A 10.30 am start on Saturday morning was very generous, and allowed me to spend the early part of the morning wandering around Salamanca Market. If you've never been to the market before, it is really very good, with lots of locally made products. I walked up to the venue from Salamanca. It only took about 20 minutes and left me totally refreshed for my first game. The tournament is being organised by the Tasmanian Chess Association, with Kevin Bonham acting as playing arbiter The tournament is being held at Princes Street School which has a decent history of junior chess participation. The venue is quite basic, but perfectly adequate and though it was a little cool at times (probably me becoming a big softie after living in Melbourne for nearly 10 years!) the playing hall was totally comfortable. Some great news from TCA before the tournament started was new events to be held on the island this year including a rapidplay championships, and a tournament sponsored by Neville Ledger to the tune of $3000 for Tasmanian residents only. This should be an excellent event, scheduled for December, which can only add impetus to chess playing in Tasmania.

King from Richard III Chess Set I saw in Salamnaca today

The field for this year's Tasmanian Open is tightly bunched at the top. I'm top seed at 2099 but 6th seed Ian Rout is only 200 points behind. It's a pretty open filed as a number of strong juniors are in playing who can take out almost anyone on their day. This was shown in round 2 when Mason Carter drew with second seed Bill Kerr, and could have very easily won the game. It will be no easy task for anyone to win the event. On day 1 there weren't too many upsets, although as I already mentioned, Bill Kerr was held to a draw by Mason Carter. The only result against the ratings in round 1 was a win by local junior James Kim. However, as we all know, juniors are unpredictable and can play well above their ratings fro the odd game, or may just be under rated. There were 20 entries and all the first round games ended in victories. Round 2 saw the first and only draw to date. I suppose this isn't too unexpected as the field sorts itself out.

Carter-Kerr from round 2. White has sacrificed a piece, but has an excellent attack while black's pieces are not really working. Mason found 1.Rd1!, but spent a lot of time choosing it. Bill then coolly replied 1..Qxd4 and Mason played 2.Rg3+, though after this he couldn't find a win. In the post mortem we looked at 2.Bxf5.

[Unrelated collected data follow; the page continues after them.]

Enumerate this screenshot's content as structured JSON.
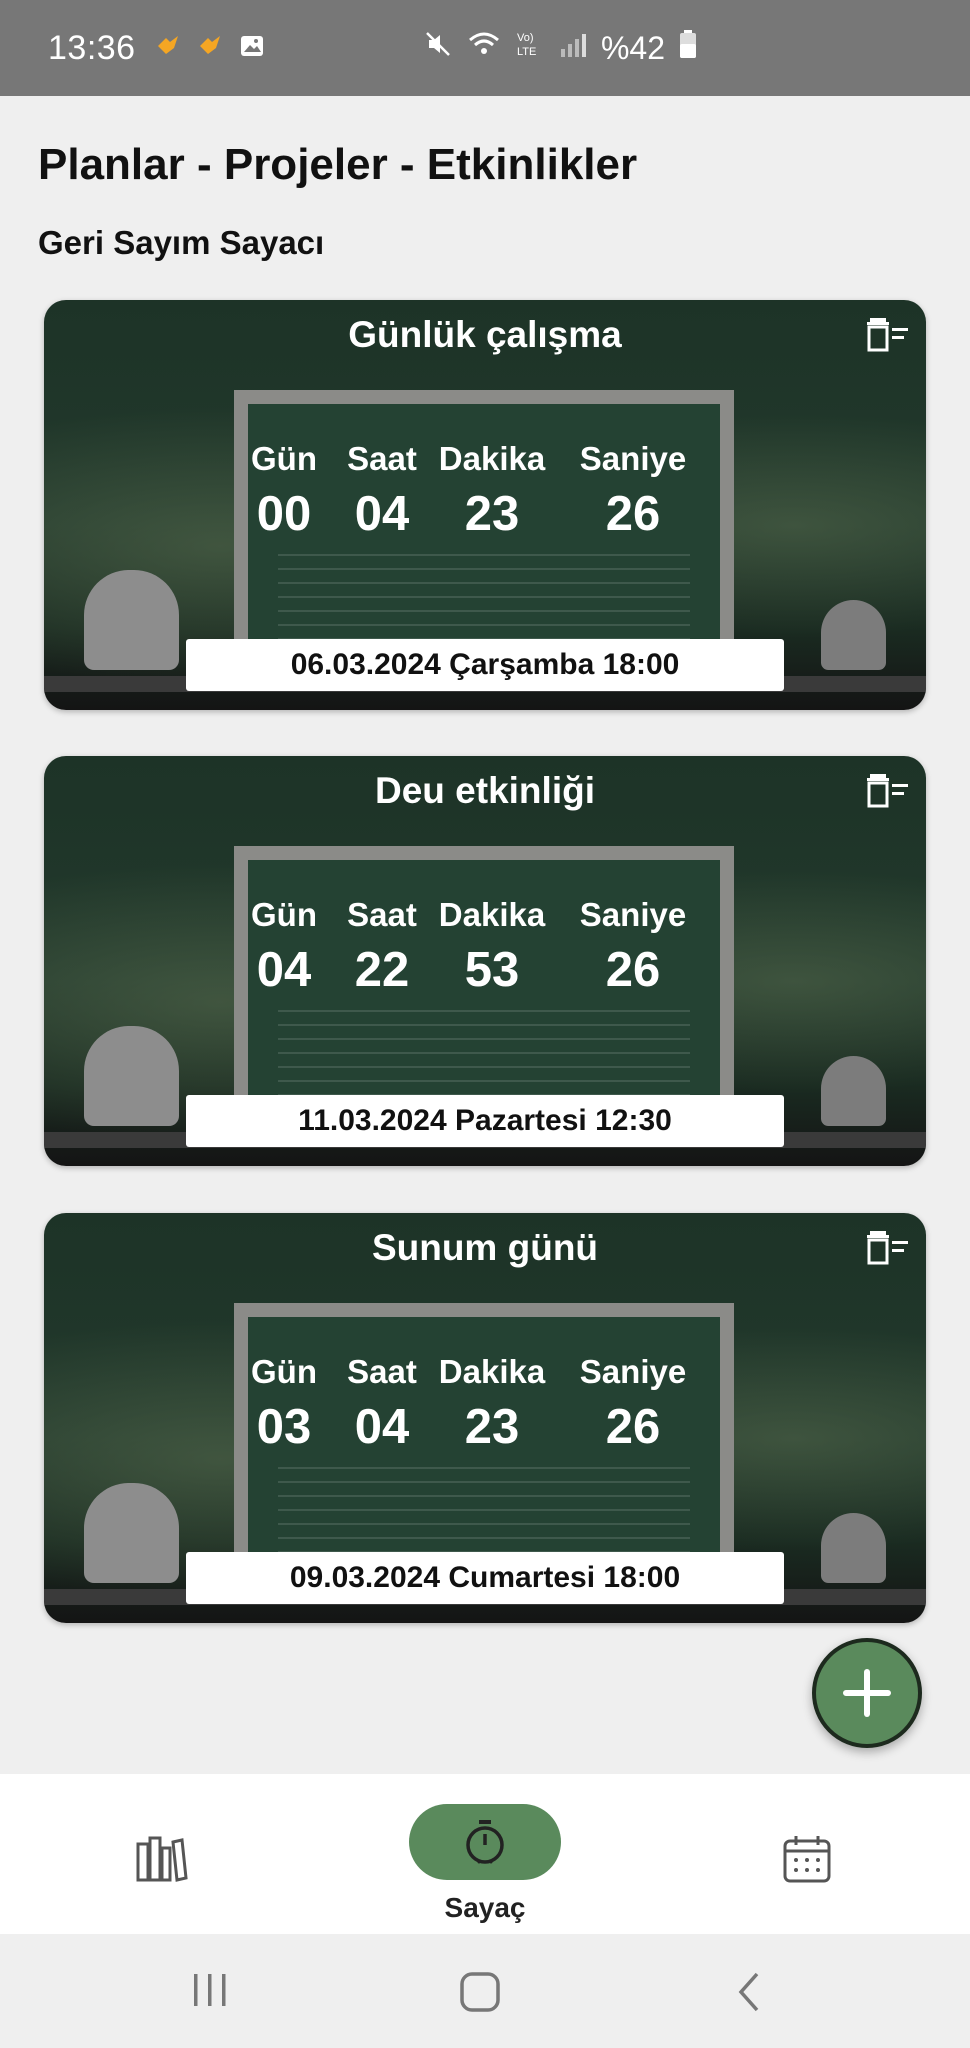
{
  "status_bar": {
    "time": "13:36",
    "battery": "%42",
    "network": "LTE"
  },
  "header": {
    "title": "Planlar - Projeler - Etkinlikler",
    "subtitle": "Geri Sayım Sayacı"
  },
  "unit_labels": {
    "days": "Gün",
    "hours": "Saat",
    "minutes": "Dakika",
    "seconds": "Saniye"
  },
  "countdowns": [
    {
      "title": "Günlük çalışma",
      "days": "00",
      "hours": "04",
      "minutes": "23",
      "seconds": "26",
      "date": "06.03.2024 Çarşamba 18:00"
    },
    {
      "title": "Deu etkinliği",
      "days": "04",
      "hours": "22",
      "minutes": "53",
      "seconds": "26",
      "date": "11.03.2024 Pazartesi 12:30"
    },
    {
      "title": "Sunum günü",
      "days": "03",
      "hours": "04",
      "minutes": "23",
      "seconds": "26",
      "date": "09.03.2024 Cumartesi 18:00"
    }
  ],
  "bottom_nav": {
    "items": [
      {
        "icon": "books-icon",
        "label": ""
      },
      {
        "icon": "timer-icon",
        "label": "Sayaç",
        "active": true
      },
      {
        "icon": "calendar-icon",
        "label": ""
      }
    ],
    "active_color": "#5a8a5c"
  },
  "fab": {
    "icon": "plus-icon",
    "color": "#5a8a5c"
  }
}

Now after 2..Qxf6 white has the simple retreat 3.Bb1 with irresistable threats such as Rf3-g3. Unfortunately Mason was down to the bare increment which is only 15 seconds (in fact, he was down to 2 seconds at one point, and very nearly lost) and he failed to convert.

Tomorrow there are 3 games, and that will mostly settle the placings. It has been thoroughly enjoyable up to now, with everyone playing in a friendly and competitive manner and I am most content to be competing in my first Tasmanian tournament. I'll try to do another round up tomorrow, though it might be difficlut with 3 games in a day.